Perché usiamo l'AI

L'intelligenza artificiale è uno strumento. Come ogni strumento, il suo valore dipende da come viene utilizzato. Qui spieghiamo come lo usiamo noi, e perché.

Come usiamo l'AI

Utilizziamo modelli di linguaggio per generare bozze iniziali degli articoli wiki. Ogni bozza viene poi verificata, corretta e integrata con fonti accademiche e istituzionali.

Ogni articolo contiene in media 8-15 fonti citate, con riferimenti inline cliccabili che rimandano direttamente alla fonte originale. Il badge "Generato con AI" è sempre visibile nell'intestazione di ogni articolo, perché la trasparenza viene prima di tutto.

L'AI non sostituisce la verifica: la accelera. Ci permette di coprire più argomenti, in meno tempo, mantenendo lo stesso rigore che avrebbe un articolo scritto interamente a mano.

"L'AI non è affidabile"

I modelli di linguaggio possono generare informazioni errate. Questo è un fatto documentato, e lo prendiamo sul serio. Per questo motivo, nessun contenuto viene pubblicato senza verifica umana.

Ogni affermazione rilevante nei nostri articoli è supportata da una fonte esterna: studi peer-reviewed, linee guida di organizzazioni come l'OMS, il WPATH o l'APA, e dati istituzionali. Le citazioni sono numerate nel testo e cliccabili, così chiunque può verificare in autonomia.

Il problema non è lo strumento, ma come viene usato. Un articolo generato con AI e verificato con 12 fonti accademiche è più affidabile di un articolo scritto a mano senza alcuna citazione.

"L'AI inquina"

L'addestramento dei grandi modelli di linguaggio richiede energia significativa. Tuttavia, è importante contestualizzare questi dati.

Secondo l'Agenzia Internazionale dell'Energia (IEA), i data center rappresentano circa l'1-1,5% del consumo elettrico globale, una quota che include tutti i servizi cloud, lo streaming video, i social media e l'AI. Una singola query a un modello di linguaggio consuma circa 10 volte l'energia di una ricerca Google, ma resta nell'ordine di pochi wattora, paragonabile a tenere accesa una lampadina per qualche minuto.

Il nostro utilizzo dell'AI è limitato alla generazione di bozze testuali, un'operazione a basso consumo rispetto all'addestramento di nuovi modelli. Non addestriamo modelli: usiamo modelli esistenti.

Riteniamo che il costo ambientale di queste operazioni sia ampiamente giustificato dal valore del risultato: informazione accessibile, verificata e gratuita su tematiche spesso trascurate o trattate con superficialità.
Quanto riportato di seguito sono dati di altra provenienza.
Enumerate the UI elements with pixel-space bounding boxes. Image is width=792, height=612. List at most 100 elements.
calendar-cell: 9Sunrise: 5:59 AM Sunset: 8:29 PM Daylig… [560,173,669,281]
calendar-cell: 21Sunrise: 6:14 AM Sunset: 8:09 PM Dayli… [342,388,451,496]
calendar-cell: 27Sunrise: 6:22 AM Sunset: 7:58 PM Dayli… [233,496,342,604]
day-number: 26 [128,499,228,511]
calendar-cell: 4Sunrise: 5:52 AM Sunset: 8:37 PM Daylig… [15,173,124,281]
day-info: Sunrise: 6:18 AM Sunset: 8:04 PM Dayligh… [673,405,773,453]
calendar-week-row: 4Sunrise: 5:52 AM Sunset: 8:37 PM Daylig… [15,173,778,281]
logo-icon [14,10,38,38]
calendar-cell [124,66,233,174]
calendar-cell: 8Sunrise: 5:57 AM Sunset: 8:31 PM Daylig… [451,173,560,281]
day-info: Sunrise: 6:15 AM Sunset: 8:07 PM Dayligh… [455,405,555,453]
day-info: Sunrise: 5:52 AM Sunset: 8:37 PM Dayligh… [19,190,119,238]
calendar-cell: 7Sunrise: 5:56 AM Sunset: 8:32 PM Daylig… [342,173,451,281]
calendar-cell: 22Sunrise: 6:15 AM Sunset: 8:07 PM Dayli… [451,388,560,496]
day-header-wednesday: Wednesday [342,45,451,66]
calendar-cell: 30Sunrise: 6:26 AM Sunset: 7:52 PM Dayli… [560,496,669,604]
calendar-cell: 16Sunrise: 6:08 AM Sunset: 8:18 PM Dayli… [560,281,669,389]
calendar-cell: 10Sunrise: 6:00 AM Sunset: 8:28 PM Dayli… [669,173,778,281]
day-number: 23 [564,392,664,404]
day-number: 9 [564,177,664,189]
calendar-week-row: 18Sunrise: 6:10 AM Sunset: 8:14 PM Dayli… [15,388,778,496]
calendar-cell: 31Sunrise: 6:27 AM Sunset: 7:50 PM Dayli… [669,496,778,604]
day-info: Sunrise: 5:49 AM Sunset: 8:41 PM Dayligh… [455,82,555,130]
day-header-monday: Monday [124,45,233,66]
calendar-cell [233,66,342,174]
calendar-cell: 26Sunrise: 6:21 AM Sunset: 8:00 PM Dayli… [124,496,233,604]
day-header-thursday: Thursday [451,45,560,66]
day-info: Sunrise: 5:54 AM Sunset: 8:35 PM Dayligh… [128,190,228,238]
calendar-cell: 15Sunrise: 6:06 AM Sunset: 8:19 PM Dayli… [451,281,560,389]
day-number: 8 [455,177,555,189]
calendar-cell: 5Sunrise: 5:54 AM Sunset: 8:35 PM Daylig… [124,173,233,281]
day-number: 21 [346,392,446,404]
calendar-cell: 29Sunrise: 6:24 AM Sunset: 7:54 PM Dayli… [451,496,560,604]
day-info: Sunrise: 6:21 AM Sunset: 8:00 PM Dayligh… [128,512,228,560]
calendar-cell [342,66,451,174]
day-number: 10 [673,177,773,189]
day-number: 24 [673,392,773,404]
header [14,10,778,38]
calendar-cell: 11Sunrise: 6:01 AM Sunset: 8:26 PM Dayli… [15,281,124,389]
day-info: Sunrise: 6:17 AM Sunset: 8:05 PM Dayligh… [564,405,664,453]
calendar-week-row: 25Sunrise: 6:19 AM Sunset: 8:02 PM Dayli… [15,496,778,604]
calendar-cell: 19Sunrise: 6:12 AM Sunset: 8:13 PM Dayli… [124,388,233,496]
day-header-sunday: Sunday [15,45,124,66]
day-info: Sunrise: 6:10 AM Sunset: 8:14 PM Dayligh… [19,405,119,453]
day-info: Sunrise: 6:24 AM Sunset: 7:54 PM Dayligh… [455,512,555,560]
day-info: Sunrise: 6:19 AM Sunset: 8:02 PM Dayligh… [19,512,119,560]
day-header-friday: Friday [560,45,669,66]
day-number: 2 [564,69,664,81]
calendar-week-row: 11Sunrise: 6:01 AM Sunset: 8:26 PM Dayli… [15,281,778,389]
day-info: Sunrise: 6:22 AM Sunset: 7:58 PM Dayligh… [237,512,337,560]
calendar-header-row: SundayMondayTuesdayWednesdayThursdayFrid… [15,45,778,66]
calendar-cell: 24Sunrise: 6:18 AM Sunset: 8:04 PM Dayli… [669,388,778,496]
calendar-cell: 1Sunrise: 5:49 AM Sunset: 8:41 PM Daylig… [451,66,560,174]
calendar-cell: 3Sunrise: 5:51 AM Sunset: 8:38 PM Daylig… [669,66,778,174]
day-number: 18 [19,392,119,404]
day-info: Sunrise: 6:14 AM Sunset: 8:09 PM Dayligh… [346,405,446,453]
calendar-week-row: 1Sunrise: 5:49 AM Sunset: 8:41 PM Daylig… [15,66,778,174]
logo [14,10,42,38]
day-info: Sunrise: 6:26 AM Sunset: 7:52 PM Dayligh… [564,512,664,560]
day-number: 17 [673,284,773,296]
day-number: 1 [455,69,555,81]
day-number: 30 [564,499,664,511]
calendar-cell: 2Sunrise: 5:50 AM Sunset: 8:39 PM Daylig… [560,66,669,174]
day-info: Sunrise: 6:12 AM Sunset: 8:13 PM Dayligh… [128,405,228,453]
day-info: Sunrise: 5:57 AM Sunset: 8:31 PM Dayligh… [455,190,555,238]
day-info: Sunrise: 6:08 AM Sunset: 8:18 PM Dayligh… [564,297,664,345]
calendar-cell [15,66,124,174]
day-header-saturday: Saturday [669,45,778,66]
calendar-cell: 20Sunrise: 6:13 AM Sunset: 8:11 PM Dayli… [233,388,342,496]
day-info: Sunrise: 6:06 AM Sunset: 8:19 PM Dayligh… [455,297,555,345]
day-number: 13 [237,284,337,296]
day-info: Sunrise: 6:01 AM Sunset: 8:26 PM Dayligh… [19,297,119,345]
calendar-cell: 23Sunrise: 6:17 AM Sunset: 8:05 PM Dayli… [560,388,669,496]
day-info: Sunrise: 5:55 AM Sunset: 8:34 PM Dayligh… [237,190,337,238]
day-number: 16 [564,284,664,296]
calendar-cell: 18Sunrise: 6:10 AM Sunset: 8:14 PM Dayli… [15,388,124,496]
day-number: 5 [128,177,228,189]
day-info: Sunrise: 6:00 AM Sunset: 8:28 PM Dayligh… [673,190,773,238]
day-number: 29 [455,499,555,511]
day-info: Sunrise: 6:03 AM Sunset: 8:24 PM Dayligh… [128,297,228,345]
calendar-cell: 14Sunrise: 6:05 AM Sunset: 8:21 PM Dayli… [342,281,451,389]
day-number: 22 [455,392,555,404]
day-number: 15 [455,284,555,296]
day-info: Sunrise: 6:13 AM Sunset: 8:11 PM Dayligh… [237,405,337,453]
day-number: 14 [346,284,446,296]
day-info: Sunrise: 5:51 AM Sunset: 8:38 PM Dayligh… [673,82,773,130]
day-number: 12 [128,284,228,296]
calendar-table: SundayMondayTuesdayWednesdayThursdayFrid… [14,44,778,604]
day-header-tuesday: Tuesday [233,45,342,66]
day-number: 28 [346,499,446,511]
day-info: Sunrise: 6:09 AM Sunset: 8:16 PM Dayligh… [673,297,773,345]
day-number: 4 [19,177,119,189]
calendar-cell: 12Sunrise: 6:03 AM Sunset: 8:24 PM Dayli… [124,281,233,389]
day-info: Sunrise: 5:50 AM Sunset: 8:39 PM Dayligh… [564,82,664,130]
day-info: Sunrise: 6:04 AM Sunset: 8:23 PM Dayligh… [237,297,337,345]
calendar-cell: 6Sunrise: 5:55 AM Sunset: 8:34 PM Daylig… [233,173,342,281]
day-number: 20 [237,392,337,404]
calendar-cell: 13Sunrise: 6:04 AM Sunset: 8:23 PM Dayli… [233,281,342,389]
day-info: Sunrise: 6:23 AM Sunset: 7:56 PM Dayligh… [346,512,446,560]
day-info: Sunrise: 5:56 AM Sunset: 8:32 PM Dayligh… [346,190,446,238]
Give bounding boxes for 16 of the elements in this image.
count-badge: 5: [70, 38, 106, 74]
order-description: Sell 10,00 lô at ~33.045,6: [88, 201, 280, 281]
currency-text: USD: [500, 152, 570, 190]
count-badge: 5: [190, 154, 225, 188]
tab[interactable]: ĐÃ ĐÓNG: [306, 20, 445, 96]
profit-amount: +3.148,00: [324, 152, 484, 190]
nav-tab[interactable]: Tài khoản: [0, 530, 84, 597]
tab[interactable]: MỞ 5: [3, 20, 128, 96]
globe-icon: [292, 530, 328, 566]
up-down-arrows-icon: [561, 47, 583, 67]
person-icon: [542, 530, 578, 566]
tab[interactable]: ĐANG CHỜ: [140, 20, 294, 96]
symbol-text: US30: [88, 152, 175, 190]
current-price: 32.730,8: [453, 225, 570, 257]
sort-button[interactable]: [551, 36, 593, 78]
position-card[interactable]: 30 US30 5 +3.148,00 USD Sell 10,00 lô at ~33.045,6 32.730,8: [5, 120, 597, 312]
"L'AI ruba il lavoro ai giornalisti"

Tra i Due è un progetto open source e non-profit. Non esistiamo al posto di una redazione giornalistica: esistiamo perché nessuna redazione copre sistematicamente questi argomenti in italiano con il livello di approfondimento che offriamo.

L'AI ci permette di creare una risorsa che altrimenti non esisterebbe. Senza di essa, il costo in termini di tempo per produrre oltre 20 articoli approfonditi, un glossario, quiz interattivi e un sistema di citazioni inline sarebbe proibitivo per un progetto volontario.

Non abbiamo sostituito nessuno. Abbiamo creato qualcosa di nuovo.

"L'AI ha bias e pregiudizi"

I modelli di linguaggio riflettono i dati su cui sono stati addestrati, che possono contenere pregiudizi culturali, di genere o di altro tipo. Questo è un rischio reale, e lo affrontiamo con misure concrete.

  • Ogni contenuto viene revisionato da persone prima della pubblicazione.
  • Le affermazioni sono verificate con fonti esterne indipendenti dal modello.
  • Il codice e i contenuti sono open source: chiunque può segnalare errori, bias o imprecisioni tramite GitHub.
  • Aggiorniamo regolarmente gli articoli per riflettere le evidenze scientifiche più recenti.

Il bias non è un problema esclusivo dell'AI. Anche gli autori umani hanno bias. La differenza sta nella trasparenza del processo e nella volontà di correggersi.

Il nostro impegno

Ci impegniamo a utilizzare l'AI in modo responsabile, trasparente e al servizio dell'informazione. In concreto:

  • Trasparenza: ogni articolo mostra il badge "Generato con AI" e include citazioni inline verificabili.
  • Open source: il codice, gli articoli e i dati sono pubblici su GitHub.
  • Verifica continua: aggiorniamo i contenuti quando emergono nuove evidenze o ci vengono segnalati errori.
  • Accessibilità: tutto è gratuito, senza paywall, senza pubblicità.